А 10 ноября 1942 года Мария Кулькина была призвана в ряды Советской Армии, стала военным летчиком.
Нет, это еще не было фронтом — с его постоянным ощущением опасности, с его настороженностью и мгновенной готовностью вступить в бой, в котором решают не только знания, опыт, умение, смекалка, но и дерзость, воля, сознание высокой правоты своего дела. В служебных функциях летчицы почти ничего не изменилось — связь между частями, перевозка командиров, политработников. Прежним остались и установившийся уже ритм жизни, и распорядок дня — вылет, посадка, краткий отдых и снова вылет. Несколько утешало столь необходимое во время войны внутреннее убеждение, что трудится она непосредственно на победу, занимает место в общем строю. Только — надолго ли? Присущая молодости жажда самоутверждения в делах трудных и опасных рано или поздно должна была проявиться, заявить о себе во весь голос.
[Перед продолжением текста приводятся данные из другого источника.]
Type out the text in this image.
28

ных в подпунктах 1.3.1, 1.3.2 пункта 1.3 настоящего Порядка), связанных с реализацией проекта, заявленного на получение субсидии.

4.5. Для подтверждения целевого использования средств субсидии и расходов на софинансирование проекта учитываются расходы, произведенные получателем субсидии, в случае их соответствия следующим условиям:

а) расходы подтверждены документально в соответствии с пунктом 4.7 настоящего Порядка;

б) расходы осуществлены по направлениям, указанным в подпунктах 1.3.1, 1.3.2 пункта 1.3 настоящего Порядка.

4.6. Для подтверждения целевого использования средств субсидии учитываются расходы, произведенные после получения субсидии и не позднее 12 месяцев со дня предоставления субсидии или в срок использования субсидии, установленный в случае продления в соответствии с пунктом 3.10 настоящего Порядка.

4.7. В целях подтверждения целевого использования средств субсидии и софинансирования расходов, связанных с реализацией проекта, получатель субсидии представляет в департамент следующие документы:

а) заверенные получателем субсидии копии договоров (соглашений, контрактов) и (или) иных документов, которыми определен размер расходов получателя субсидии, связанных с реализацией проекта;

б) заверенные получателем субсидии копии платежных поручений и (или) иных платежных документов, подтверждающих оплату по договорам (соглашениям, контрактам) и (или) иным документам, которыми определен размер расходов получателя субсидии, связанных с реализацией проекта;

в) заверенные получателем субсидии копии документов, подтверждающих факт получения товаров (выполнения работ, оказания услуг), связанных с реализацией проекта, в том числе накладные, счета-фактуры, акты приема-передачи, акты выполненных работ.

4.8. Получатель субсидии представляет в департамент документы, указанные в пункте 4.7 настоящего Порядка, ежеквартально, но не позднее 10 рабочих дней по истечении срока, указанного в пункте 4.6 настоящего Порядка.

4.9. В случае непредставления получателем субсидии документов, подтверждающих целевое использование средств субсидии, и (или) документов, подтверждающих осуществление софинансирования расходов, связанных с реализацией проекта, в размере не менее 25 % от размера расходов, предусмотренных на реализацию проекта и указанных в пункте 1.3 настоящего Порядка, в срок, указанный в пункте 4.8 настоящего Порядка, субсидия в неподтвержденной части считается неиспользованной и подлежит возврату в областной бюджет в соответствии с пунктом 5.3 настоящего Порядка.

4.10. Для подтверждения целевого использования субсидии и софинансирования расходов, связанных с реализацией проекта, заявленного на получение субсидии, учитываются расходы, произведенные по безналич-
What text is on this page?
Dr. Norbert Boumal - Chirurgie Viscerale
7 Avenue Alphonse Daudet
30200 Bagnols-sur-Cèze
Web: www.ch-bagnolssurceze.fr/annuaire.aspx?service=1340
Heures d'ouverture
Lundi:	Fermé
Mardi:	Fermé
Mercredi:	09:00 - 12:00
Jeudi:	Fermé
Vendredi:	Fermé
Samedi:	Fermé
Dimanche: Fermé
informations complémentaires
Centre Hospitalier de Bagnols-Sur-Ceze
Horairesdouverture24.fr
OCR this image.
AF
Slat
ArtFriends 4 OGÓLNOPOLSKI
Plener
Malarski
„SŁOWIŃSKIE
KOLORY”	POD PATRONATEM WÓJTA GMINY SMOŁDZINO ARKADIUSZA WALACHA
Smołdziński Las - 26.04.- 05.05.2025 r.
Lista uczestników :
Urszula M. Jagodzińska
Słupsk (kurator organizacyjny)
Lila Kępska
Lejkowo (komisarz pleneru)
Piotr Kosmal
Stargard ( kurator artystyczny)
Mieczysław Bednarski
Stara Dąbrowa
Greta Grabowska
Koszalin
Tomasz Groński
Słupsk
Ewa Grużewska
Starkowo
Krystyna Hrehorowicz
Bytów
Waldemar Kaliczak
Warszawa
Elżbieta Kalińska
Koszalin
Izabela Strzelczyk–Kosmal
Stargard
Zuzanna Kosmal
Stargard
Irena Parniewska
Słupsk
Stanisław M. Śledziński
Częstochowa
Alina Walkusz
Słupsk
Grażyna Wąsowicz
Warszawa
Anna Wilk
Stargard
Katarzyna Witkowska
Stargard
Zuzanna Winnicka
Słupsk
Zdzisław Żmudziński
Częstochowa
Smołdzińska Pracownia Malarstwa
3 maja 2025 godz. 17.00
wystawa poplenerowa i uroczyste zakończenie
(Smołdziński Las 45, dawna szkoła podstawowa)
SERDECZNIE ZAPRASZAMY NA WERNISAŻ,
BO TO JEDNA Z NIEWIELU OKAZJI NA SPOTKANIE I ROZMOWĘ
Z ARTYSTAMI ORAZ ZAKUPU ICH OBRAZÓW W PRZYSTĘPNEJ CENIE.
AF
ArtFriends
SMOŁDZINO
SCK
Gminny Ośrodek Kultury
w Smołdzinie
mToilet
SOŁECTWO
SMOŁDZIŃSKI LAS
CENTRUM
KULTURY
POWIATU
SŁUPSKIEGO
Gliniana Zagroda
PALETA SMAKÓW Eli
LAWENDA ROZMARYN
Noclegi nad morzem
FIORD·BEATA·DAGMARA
Это уже сегодня, с расстояния в несколько десятков лет, мы хорошо понимаем, что по невероятной напряженности ритма, по немыслимой сложности решавшихся задач, по масштабам трудностей и невзгод тыл в годы войны нимало не уступал фронту. Это мы сегодня громко и осознанно произносим традиционную фразу о том, что победа над ненавистным врагом ковалась и в тылу, и верим этому искренне, всем сердцем, опираясь на логику фактов и событий. Тогда над рассудком властвовало сердце. И выстраивались очереди у военкоматов и райкомов, и набухали на столах у партийных, советских, хозяйственных руководителей стопки лаконичных, в несколько строчек, заявлений и рапортов: «Прошу отправить на фронт!»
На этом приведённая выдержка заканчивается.